Early in the New Year, however, he was seized with another idea. He had got to know a young man of unusual experience and talents called John William Dunne. The son of a British General, he had been brought up in South Africa, where he was apprenticed to a farmer, and served in the Imperial Yeomanry in the Boer War, after which he came to England and trained as an aeronautical engineer. He designed a revolutionary kind of monoplane with swept-back wings, based on his observation of seabirds, which impressed the War Office sufficiently for them to employ him at their research unit in Aldershot, though they did not authorise production of a prototype and eventually the idea was shelved. From Dunne he gleaned much interesting information about new developments in aeronautics and their potential applications in warfare – notably the progress of Count Ferdinand von Zeppelin’s dirigible rigid airship in Germany. After a number of failures and crashes, the prototype had recently succeeded in staying airborne for eight hours. ‘These airships would make a perfect platform for weapons, and could be built to enormous size, giving them almost limitless range,’ Dunne told him. ‘You mean, the Germans could bomb London from them?’ he asked. ‘They could bomb New York eventually,’ Dunne assured him.

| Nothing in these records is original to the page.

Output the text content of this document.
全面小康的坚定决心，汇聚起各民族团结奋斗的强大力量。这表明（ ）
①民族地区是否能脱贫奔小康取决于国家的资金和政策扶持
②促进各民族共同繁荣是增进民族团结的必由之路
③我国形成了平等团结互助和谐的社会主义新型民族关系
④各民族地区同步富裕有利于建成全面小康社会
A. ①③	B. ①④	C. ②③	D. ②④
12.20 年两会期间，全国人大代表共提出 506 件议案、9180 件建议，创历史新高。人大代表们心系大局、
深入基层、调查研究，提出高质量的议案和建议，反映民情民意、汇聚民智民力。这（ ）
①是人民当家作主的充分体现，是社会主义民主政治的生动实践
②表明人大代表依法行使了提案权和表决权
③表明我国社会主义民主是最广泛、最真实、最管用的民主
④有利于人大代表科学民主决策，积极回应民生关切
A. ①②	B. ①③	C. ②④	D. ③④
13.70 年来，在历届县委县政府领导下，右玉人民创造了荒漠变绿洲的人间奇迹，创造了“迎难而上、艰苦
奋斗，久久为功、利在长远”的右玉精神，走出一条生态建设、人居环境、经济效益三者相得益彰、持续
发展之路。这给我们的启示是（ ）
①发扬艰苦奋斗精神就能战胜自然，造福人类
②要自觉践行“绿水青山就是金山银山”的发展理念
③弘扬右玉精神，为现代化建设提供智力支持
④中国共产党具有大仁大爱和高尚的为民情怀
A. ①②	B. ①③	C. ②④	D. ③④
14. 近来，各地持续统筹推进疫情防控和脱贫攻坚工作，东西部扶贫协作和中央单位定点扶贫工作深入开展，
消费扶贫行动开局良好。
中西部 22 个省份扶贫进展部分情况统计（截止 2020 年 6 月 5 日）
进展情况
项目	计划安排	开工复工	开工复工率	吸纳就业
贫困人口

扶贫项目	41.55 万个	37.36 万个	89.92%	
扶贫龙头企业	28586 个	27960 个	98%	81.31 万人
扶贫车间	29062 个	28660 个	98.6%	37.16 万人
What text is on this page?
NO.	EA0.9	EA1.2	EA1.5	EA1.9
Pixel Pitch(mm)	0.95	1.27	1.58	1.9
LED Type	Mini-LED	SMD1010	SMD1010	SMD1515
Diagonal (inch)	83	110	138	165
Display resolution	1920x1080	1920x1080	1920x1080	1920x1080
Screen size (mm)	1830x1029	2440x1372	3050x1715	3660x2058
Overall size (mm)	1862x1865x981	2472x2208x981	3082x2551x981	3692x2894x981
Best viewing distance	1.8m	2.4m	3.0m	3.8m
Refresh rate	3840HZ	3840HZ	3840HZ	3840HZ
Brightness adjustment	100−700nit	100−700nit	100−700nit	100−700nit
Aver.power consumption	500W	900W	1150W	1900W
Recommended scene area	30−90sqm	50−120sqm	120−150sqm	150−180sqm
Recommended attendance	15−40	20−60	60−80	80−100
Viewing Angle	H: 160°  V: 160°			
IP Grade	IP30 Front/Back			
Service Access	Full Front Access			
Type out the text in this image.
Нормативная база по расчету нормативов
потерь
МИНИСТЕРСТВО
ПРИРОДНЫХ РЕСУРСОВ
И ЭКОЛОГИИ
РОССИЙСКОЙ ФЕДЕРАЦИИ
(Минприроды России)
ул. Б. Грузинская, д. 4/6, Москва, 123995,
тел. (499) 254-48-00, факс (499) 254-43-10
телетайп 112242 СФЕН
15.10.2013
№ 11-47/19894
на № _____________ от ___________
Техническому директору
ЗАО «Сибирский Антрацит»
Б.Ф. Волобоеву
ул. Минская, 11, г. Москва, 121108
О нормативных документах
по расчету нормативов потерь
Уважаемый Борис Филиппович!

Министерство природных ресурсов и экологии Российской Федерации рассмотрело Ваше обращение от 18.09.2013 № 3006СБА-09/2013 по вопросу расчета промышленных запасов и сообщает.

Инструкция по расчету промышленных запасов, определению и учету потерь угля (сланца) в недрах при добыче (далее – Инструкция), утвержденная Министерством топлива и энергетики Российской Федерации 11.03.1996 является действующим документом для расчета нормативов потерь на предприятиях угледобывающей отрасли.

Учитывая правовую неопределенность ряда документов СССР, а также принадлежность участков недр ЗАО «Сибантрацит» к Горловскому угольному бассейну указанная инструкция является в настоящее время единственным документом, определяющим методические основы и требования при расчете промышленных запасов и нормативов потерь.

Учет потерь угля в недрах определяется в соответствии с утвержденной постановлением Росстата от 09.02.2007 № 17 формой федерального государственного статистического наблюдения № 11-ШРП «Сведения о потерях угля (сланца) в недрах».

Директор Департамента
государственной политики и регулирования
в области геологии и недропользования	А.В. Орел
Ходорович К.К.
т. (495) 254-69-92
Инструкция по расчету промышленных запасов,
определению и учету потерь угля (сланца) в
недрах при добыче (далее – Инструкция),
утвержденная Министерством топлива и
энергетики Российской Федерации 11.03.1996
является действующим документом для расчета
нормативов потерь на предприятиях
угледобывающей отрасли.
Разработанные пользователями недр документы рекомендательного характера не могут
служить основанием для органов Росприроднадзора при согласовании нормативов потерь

He could not get this vision out of his head: the proud skyscrapers of New York crumbling and collapsing under a ruthless bombardment from the air, whole blocks on fire, panic in the streets … Soon his imagination had conceived the outline of a novel in the same genre as
The War of the Worlds
, which would tap into current British anxieties about German imperialism and the accelerating arms race between the two nations. Typically, both nations were preparing to fight the next war with the weapons of yesterday, not tomorrow, building more and more, bigger and bigger battleships. It was obvious if you talked to men like Dunne that air power was destined to supersede naval power, and that the speed, range and mobility of the former would result in the rapid globalisation of warfare. He sketched a narrative in which a conflict between Britain and Germany rapidly drew in America, Japan and other countries, and consisted mainly of the wholesale destruction of large cities by aerial bombing, leading to the total collapse of civilisation. Narrative continuity was to be provided by the character of a cockney cycle-repairer who stowed away in an airship and found himself the involuntary witness of a German surprise raid on New York and the mayhem that followed. The moral, as always, would be that only a world government could ensure the benevolent, not destructive, application of new advances in science and technology. But what excited him was the prospect of once again summoning up an apocalyptic vision of the complacent, familiar present-day world disintegrating under the devastating impact of unprecedented force. It would be a harmless but satisfying discharge of the violence he would like to do to the Old Gang and their followers.